The transition to post-quantum cryptography is a complex narrative. Its main actors are those working within standards organizations, but the most notable aspect is perhaps how uneventful it all appears. Imagine a world where, unknown to most, the mathematics that facilitate everyday interactions—from how browsers communicate to app synchronization—has been subtly revised, much like how bridge cables are replaced without halting traffic. People, oblivious, listen to the radio while contemplating dinner.
Engineers who manage to nail this task rarely receive accolades. This is the hidden infrastructure; you only notice it when something goes wrong.
In August 2024, the National Institute of Standards and Technology released its first significant post-quantum cryptography standard, outlining a gradual phase-out of algorithms vulnerable to quantum attacks by 2035, with earlier transitions for high-priority systems. The UK National Cyber Security Center set targets for 2028 to complete discovery and planning, 2031 for initial shifts in crucial systems, and a full transition by 2035. The NSA has also mandated that the national security system tighten up, with new implementations slated for 2027 and a complete phase-out by 2030. While the bureaucratic groundwork is set, the actual migration of systems is still a work in progress.
There are frequent comparisons to the Y2K scenario within the technological community. This analogy usually emerges to illustrate the urgency or complexity of a looming threat that hasn’t yet crystallized. Yet, the essence lies in its structure. Even though Y2K required significant mobilization, its success was only evident in the absence of calamity. If it was effective, nothing transpired, and no public acknowledgment was needed.

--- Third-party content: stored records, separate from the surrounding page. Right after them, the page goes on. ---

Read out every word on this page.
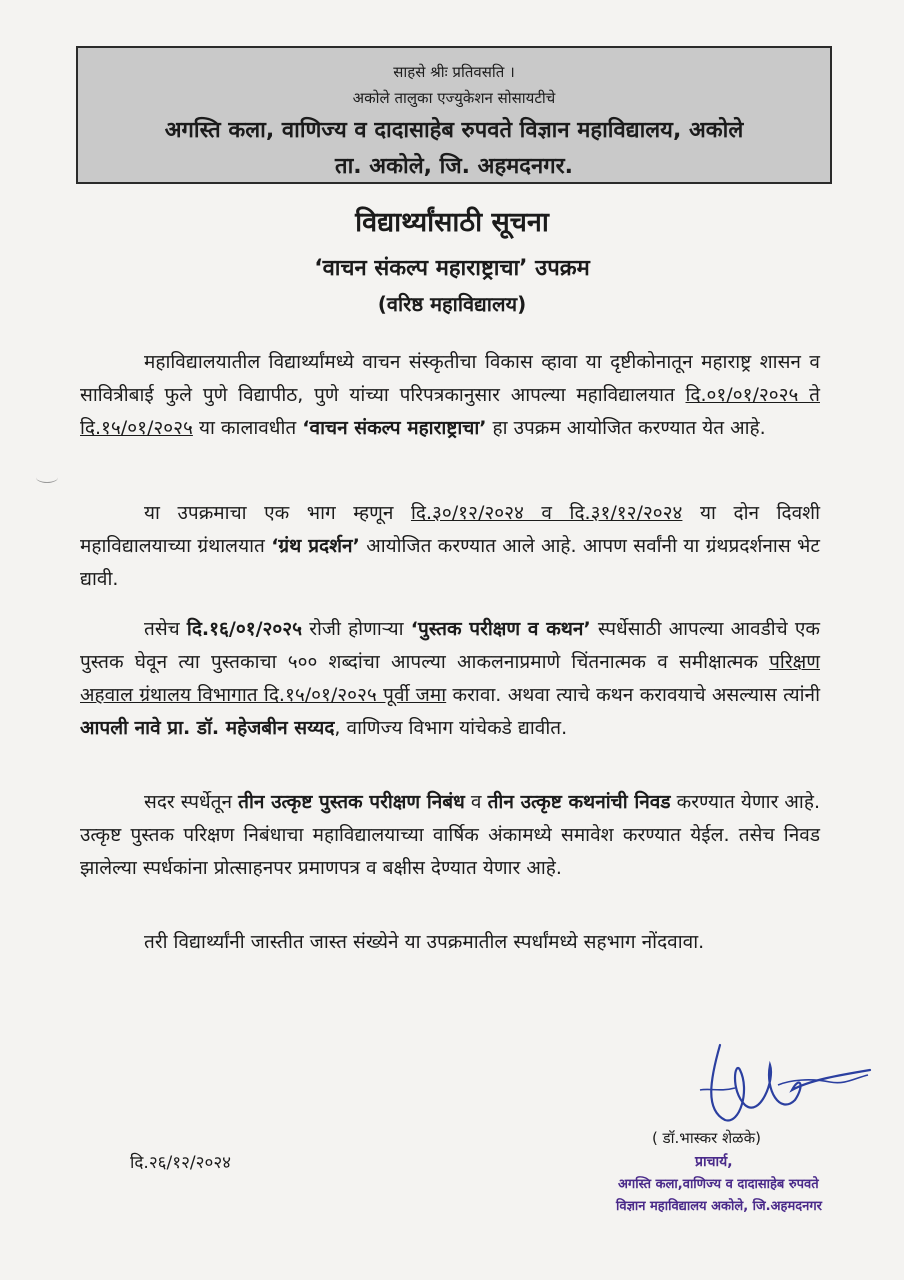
साहसे श्रीः प्रतिवसति ।
अकोले तालुका एज्युकेशन सोसायटीचे
अगस्ति कला, वाणिज्य व दादासाहेब रुपवते विज्ञान महाविद्यालय, अकोले
ता. अकोले, जि. अहमदनगर.
विद्यार्थ्यांसाठी सूचना
‘वाचन संकल्प महाराष्ट्राचा’ उपक्रम
(वरिष्ठ महाविद्यालय)
महाविद्यालयातील विद्यार्थ्यांमध्ये वाचन संस्कृतीचा विकास व्हावा या दृष्टीकोनातून महाराष्ट्र शासन व सावित्रीबाई फुले पुणे विद्यापीठ, पुणे यांच्या परिपत्रकानुसार आपल्या महाविद्यालयात दि.०१/०१/२०२५ ते दि.१५/०१/२०२५ या कालावधीत ‘वाचन संकल्प महाराष्ट्राचा’ हा उपक्रम आयोजित करण्यात येत आहे.
या उपक्रमाचा एक भाग म्हणून दि.३०/१२/२०२४ व दि.३१/१२/२०२४ या दोन दिवशी महाविद्यालयाच्या ग्रंथालयात ‘ग्रंथ प्रदर्शन’ आयोजित करण्यात आले आहे. आपण सर्वांनी या ग्रंथप्रदर्शनास भेट द्यावी.
तसेच दि.१६/०१/२०२५ रोजी होणाऱ्या ‘पुस्तक परीक्षण व कथन’ स्पर्धेसाठी आपल्या आवडीचे एक पुस्तक घेवून त्या पुस्तकाचा ५०० शब्दांचा आपल्या आकलनाप्रमाणे चिंतनात्मक व समीक्षात्मक परिक्षण अहवाल ग्रंथालय विभागात दि.१५/०१/२०२५ पूर्वी जमा करावा. अथवा त्याचे कथन करावयाचे असल्यास त्यांनी आपली नावे प्रा. डॉ. महेजबीन सय्यद, वाणिज्य विभाग यांचेकडे द्यावीत.
सदर स्पर्धेतून तीन उत्कृष्ट पुस्तक परीक्षण निबंध व तीन उत्कृष्ट कथनांची निवड करण्यात येणार आहे. उत्कृष्ट पुस्तक परिक्षण निबंधाचा महाविद्यालयाच्या वार्षिक अंकामध्ये समावेश करण्यात येईल. तसेच निवड झालेल्या स्पर्धकांना प्रोत्साहनपर प्रमाणपत्र व बक्षीस देण्यात येणार आहे.
तरी विद्यार्थ्यांनी जास्तीत जास्त संख्येने या उपक्रमातील स्पर्धांमध्ये सहभाग नोंदवावा.
दि.२६/१२/२०२४
( डॉ.भास्कर शेळके)
प्राचार्य,
अगस्ति कला,वाणिज्य व दादासाहेब रुपवते
विज्ञान महाविद्यालय अकोले, जि.अहमदनगर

The shift toward post-quantum standards follows a similar pattern. It’s all about preventative measures woven into infrastructure rather than flashy technologies. Engineers who get it right won’t be celebrated; they will simply avoid blame.
Attention to Detail
One critical aspect in cryptography is size. Newer algorithms tend to require more space than their predecessors. For instance, ML-KEM-768 demands a 1,184-byte public key and 1,088 bytes for ciphertext during key exchanges. In contrast, SLH-DSA for digital signatures requires a minimum signature of 7,856 bytes, whereas classical elliptic curve signatures generally clock in under 100 bytes. These size variations complicate handshake processes, certificate behaviors, hardware security module designs, logging, and storage considerations. Unlike previous cryptographic updates, post-quantum cryptography necessitates protocol redesign.

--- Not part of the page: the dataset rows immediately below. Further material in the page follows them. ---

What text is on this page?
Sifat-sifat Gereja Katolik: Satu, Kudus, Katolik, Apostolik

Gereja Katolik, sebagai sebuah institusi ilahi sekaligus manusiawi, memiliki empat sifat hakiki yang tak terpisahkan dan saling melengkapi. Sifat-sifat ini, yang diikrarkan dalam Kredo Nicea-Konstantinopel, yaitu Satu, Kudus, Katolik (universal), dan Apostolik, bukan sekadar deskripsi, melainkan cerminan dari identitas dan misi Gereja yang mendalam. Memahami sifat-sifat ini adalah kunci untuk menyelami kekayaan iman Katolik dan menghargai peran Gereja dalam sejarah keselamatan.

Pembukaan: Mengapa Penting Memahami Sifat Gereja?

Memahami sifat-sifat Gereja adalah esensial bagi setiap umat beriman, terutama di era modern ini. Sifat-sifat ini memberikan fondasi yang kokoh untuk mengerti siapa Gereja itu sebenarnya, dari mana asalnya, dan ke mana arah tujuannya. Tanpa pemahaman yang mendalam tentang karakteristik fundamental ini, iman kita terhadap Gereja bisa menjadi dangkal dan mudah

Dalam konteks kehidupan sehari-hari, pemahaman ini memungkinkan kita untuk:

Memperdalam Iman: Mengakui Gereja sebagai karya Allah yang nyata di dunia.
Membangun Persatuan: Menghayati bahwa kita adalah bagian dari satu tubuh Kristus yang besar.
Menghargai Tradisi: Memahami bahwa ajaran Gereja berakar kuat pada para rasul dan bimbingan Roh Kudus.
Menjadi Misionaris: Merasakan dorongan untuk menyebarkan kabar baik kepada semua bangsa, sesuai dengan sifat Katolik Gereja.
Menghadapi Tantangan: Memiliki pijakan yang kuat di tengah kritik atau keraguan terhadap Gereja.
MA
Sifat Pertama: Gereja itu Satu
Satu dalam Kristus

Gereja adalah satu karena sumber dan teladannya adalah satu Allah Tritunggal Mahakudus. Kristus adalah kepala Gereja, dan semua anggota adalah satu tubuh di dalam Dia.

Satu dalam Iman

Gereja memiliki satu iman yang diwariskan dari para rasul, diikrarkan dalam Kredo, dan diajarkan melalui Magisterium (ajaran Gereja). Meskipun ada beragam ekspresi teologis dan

Meta’s internal rollout of TLS corresponds to a field report following migration. They opted for a hybrid setup combining classical elliptic curve exchange with the post-quantum ML-KEM variant, opting for a more secure 768-parameter version but reverting to a smaller 512-parameter version in certain internal scenarios due to packet size and latency issues. They noted about a 40% increase in CPU cycles during initial deployment and encountered a threading issue in their cryptographic library during a larger scale rollout. This illustrates the real challenges of migration—finding the right balance between latency, compatibility, and troubleshooting in a working environment.

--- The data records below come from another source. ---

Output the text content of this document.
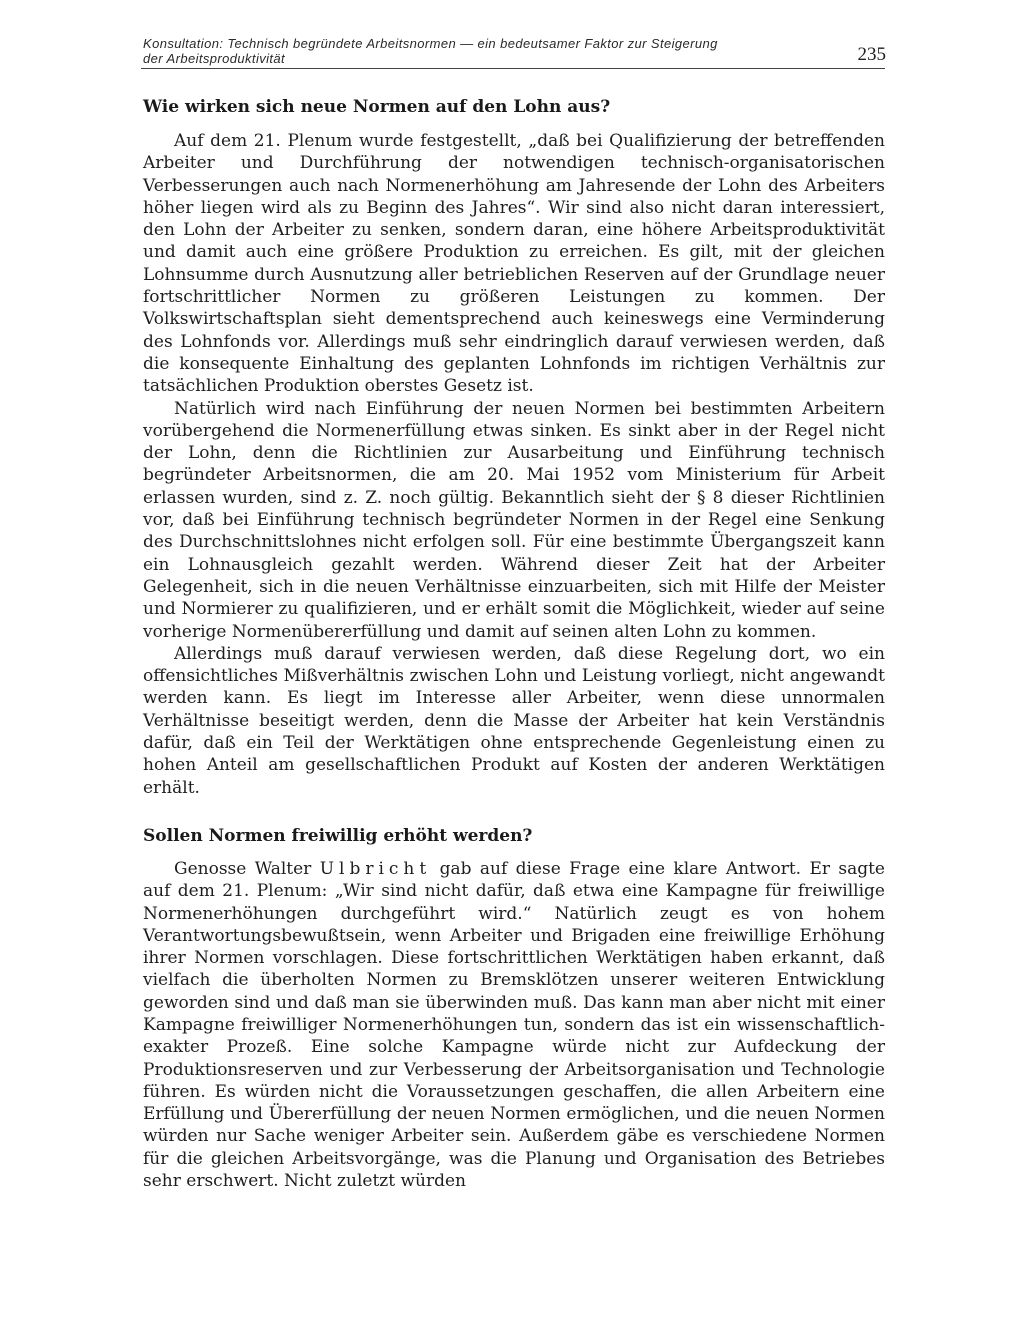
Konsultation: Technisch begründete Arbeitsnormen — ein bedeutsamer Faktor zur Steigerung
der Arbeitsproduktivität	235
Wie wirken sich neue Normen auf den Lohn aus?

Auf dem 21. Plenum wurde festgestellt, „daß bei Qualifizierung der betreffenden Arbeiter und Durchführung der notwendigen technisch-organisatorischen Verbesserungen auch nach Normenerhöhung am Jahresende der Lohn des Arbeiters höher liegen wird als zu Beginn des Jahres“. Wir sind also nicht daran interessiert, den Lohn der Arbeiter zu senken, sondern daran, eine höhere Arbeitsproduktivität und damit auch eine größere Produktion zu erreichen. Es gilt, mit der gleichen Lohnsumme durch Ausnutzung aller betrieblichen Reserven auf der Grundlage neuer fortschrittlicher Normen zu größeren Leistungen zu kommen. Der Volkswirtschaftsplan sieht dementsprechend auch keineswegs eine Verminderung des Lohnfonds vor. Allerdings muß sehr eindringlich darauf verwiesen werden, daß die konsequente Einhaltung des geplanten Lohnfonds im richtigen Verhältnis zur tatsächlichen Produktion oberstes Gesetz ist.

Natürlich wird nach Einführung der neuen Normen bei bestimmten Arbeitern vorübergehend die Normenerfüllung etwas sinken. Es sinkt aber in der Regel nicht der Lohn, denn die Richtlinien zur Ausarbeitung und Einführung technisch begründeter Arbeitsnormen, die am 20. Mai 1952 vom Ministerium für Arbeit erlassen wurden, sind z. Z. noch gültig. Bekanntlich sieht der § 8 dieser Richtlinien vor, daß bei Einführung technisch begründeter Normen in der Regel eine Senkung des Durchschnittslohnes nicht erfolgen soll. Für eine bestimmte Übergangszeit kann ein Lohnausgleich gezahlt werden. Während dieser Zeit hat der Arbeiter Gelegenheit, sich in die neuen Verhältnisse einzuarbeiten, sich mit Hilfe der Meister und Normierer zu qualifizieren, und er erhält somit die Möglichkeit, wieder auf seine vorherige Normenübererfüllung und damit auf seinen alten Lohn zu kommen.

Allerdings muß darauf verwiesen werden, daß diese Regelung dort, wo ein offensichtliches Mißverhältnis zwischen Lohn und Leistung vorliegt, nicht angewandt werden kann. Es liegt im Interesse aller Arbeiter, wenn diese unnormalen Verhältnisse beseitigt werden, denn die Masse der Arbeiter hat kein Verständnis dafür, daß ein Teil der Werktätigen ohne entsprechende Gegenleistung einen zu hohen Anteil am gesellschaftlichen Produkt auf Kosten der anderen Werktätigen erhält.

Sollen Normen freiwillig erhöht werden?

Genosse Walter Ulbricht gab auf diese Frage eine klare Antwort. Er sagte auf dem 21. Plenum: „Wir sind nicht dafür, daß etwa eine Kampagne für freiwillige Normenerhöhungen durchgeführt wird.“ Natürlich zeugt es von hohem Verantwortungsbewußtsein, wenn Arbeiter und Brigaden eine freiwillige Erhöhung ihrer Normen vorschlagen. Diese fortschrittlichen Werktätigen haben erkannt, daß vielfach die überholten Normen zu Bremsklötzen unserer weiteren Entwicklung geworden sind und daß man sie überwinden muß. Das kann man aber nicht mit einer Kampagne freiwilliger Normenerhöhungen tun, sondern das ist ein wissenschaftlich-exakter Prozeß. Eine solche Kampagne würde nicht zur Aufdeckung der Produktionsreserven und zur Verbesserung der Arbeitsorganisation und Technologie führen. Es würden nicht die Voraussetzungen geschaffen, die allen Arbeitern eine Erfüllung und Übererfüllung der neuen Normen ermöglichen, und die neuen Normen würden nur Sache weniger Arbeiter sein. Außerdem gäbe es verschiedene Normen für die gleichen Arbeitsvorgänge, was die Planung und Organisation des Betriebes sehr erschwert. Nicht zuletzt würden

This transition is likely to benefit organizations already aware of where their encryption resides. Meta’s migration framework outlines steps from “PQ-Unaware” to “PQ-Enabled,” emphasizing that a solid understanding of a cryptographic inventory is crucial for advancement. Without knowledge of which systems use RSA or where certificates are stored, migration remains a dream. This change rewards institutions that behave more like proactive maintainers of infrastructure as opposed to passive consumers. NIST has termed this capability “crypto agility,” reflecting an organization’s awareness of potential future threats.
Lack of Clarity or Consensus
Cloudflare reported that over 60% of human-generated TLS traffic is already secured with hybrid ML-KEM. Apple has begun deploying quantum-secure TLS in iMessage by default with iOS 17.4. Similarly, Signal has introduced a sparse post-quantum mechanism to ensure continuous security throughout conversations. Their public statements stress that user experience will remain unchanged.
This encapsulates the overarching approach to the transition. The best encryption integrates complexity so seamlessly into protocol design that everyday users don’t need to grasp it. True security thrives when it blends into the background. The trust we seek arrives quietly, negotiated through intangible agreements when no one is paying attention.
The European Union Cybersecurity Agency, ENISA, noted in a 2025 study that the post-quantum adoption rate in the aerospace sector remains stagnant at about 2%. While technical standards are being set, many institutions still need to adapt to meet those standards. The end goal is clear, but the path ahead is still under construction. Somewhere in a concealed data center, encrypted traffic is being gathered for a future that data collectors can’t fully comprehend.